The Balkan conflict proved to be a particularly difficult period for my father during the nineties. I remember him preparing a large box of provisions and clothing to send overseas. I even donated my best pair of combat boots. I recall details - a distant cousin in a prison camp, my father's village leveled, ethnic cleansing. It was the only time I heard him speak openly about returning home, and at that to fight. I cruelly admonished him for his foolishness reminding him that he was a 65 year-old man. It hurt him deeply.
My father passed away at home on July 2, 2000 after a debilitating battle with prostate cancer. He was 74. During his last days he was in the grip of vivid hallucinations induced by pain, weakness and constant medication. Curiously, as he lay dying he spoke only in broken English and not in his native tongue, a language that he often criticized me for not learning properly. A language I now spoke awkwardly to him as he lay there in a morphine-induced coma.

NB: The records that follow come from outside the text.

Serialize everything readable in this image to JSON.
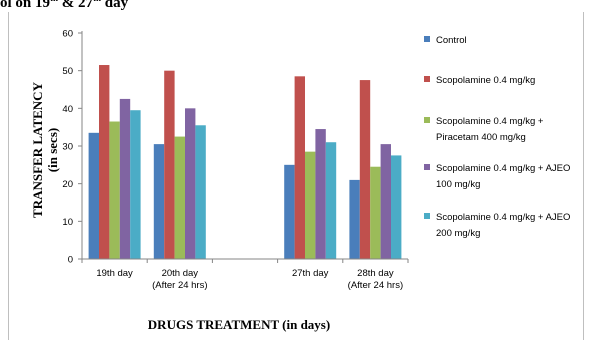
{
  "header": {
    "title_fragment": "ol on 19",
    "title_sup1": "th",
    "title_mid": " & 27",
    "title_sup2": "th",
    "title_end": " day"
  },
  "colors": {
    "Control": "#4a7ebb",
    "Scopolamine": "#c0504d",
    "Piracetam": "#9bbb59",
    "AJEO100": "#8064a2",
    "AJEO200": "#4bacc6"
  },
  "chart_data": {
    "type": "bar",
    "title": "",
    "xlabel": "DRUGS TREATMENT (in days)",
    "ylabel_line1": "TRANSFER LATENCY",
    "ylabel_line2": "(in secs)",
    "ylim": [
      0,
      60
    ],
    "yticks": [
      0,
      10,
      20,
      30,
      40,
      50,
      60
    ],
    "grid": false,
    "legend_position": "right",
    "categories": [
      {
        "line1": "19th day",
        "line2": ""
      },
      {
        "line1": "20th day",
        "line2": "(After 24 hrs)"
      },
      {
        "line1": "",
        "line2": ""
      },
      {
        "line1": "27th day",
        "line2": ""
      },
      {
        "line1": "28th day",
        "line2": "(After 24 hrs)"
      }
    ],
    "series": [
      {
        "name_lines": [
          "Control"
        ],
        "color_key": "Control",
        "values": [
          33.5,
          30.5,
          null,
          25,
          21
        ]
      },
      {
        "name_lines": [
          "Scopolamine 0.4 mg/kg"
        ],
        "color_key": "Scopolamine",
        "values": [
          51.5,
          50,
          null,
          48.5,
          47.5
        ]
      },
      {
        "name_lines": [
          "Scopolamine 0.4 mg/kg +",
          "Piracetam 400 mg/kg"
        ],
        "color_key": "Piracetam",
        "values": [
          36.5,
          32.5,
          null,
          28.5,
          24.5
        ]
      },
      {
        "name_lines": [
          "Scopolamine 0.4 mg/kg + AJEO",
          "100 mg/kg"
        ],
        "color_key": "AJEO100",
        "values": [
          42.5,
          40,
          null,
          34.5,
          30.5
        ]
      },
      {
        "name_lines": [
          "Scopolamine 0.4 mg/kg + AJEO",
          "200 mg/kg"
        ],
        "color_key": "AJEO200",
        "values": [
          39.5,
          35.5,
          null,
          31,
          27.5
        ]
      }
    ]
  }
}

I was sleeping in the bed next to him when he passed. I was given his gold wedding band as a memento. I sprinkled some soil from the old country onto his grave.
In his absence I was left with a difficult history to recover. My father was my direct link to the turbulent history of the 20th century, a fact that both frightened and fascinated me in equal measure. In retrospect, his legacy was something that I had a difficult time coming to terms with. I found myself forced to reconsider the kinds of memories I had inherited and how ultimately, despite my objections, that many of my actions conformed to a pattern, a series of intersections and seemingly random choices that have helped to perpetuate an increasingly familiar cycle.